State Rep. Chris Latvala has filed a bill conceived by two Countryside High School students.
House Bill 1147 would require the state Commissioner of Education to create a high school elective course for some students to provide lessons in life skills, leadership development, college planning, and a study hall.
Under the bill the State Board of Education would be authorized to adopt the new curriculum.
The legislation comes as a result of Latvala’s “That Ought to be a Law” contest.

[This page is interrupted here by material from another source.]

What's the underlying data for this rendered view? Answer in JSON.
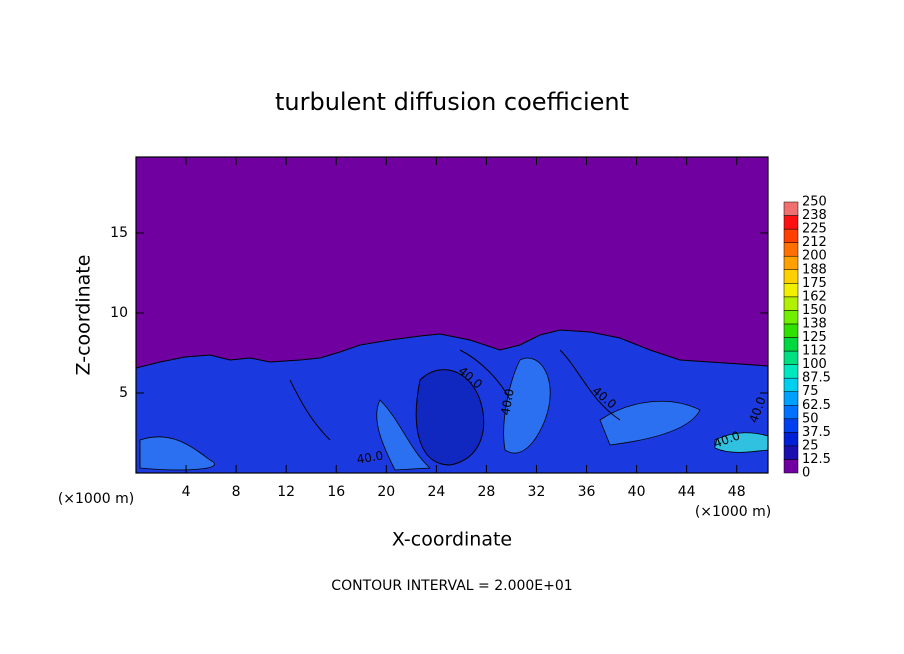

“I am truly excited to be sponsoring this piece of legislation, which we selected out of dozens of student responses from high schools in Clearwater and Largo. I also look forward to having the students come to Tallahassee to present their bill in front of a committee stop with me, and help to engage them in the legislative process,” Latvala said.
Sophomore Hannah Abrahams and senior Emily Cunningham came up with the idea for the bill under the guidance of teacher Helen Tait. Abrahams is a student in Countryside High’s Institute for Science, Technology, Engineering and Mathematics, or ISTEM. Abrahams takes both advanced placement and honors courses.
Her passion though is singing, dancing and acting. The young student hopes to go to a four-year university and dreams of one day performing on Broadway.
Cunningham plans to study anthropology in college and hopes to one day become a museum curator.
The girls’ teacher has been an educator at Countryside High for more than 12 years. She teaches U.S. Government and enjoys instilling in students a sense of responsibility at citizens.
Latvala’s father, Jack Latvala, is presenting the proposed law in the Florida Senate. If approved and signed into law by Gov. Rick Scott it would become effective July 1, 2016. The bill is targeted toward high school students who are involved in their community, work and participate in extra curricular activities.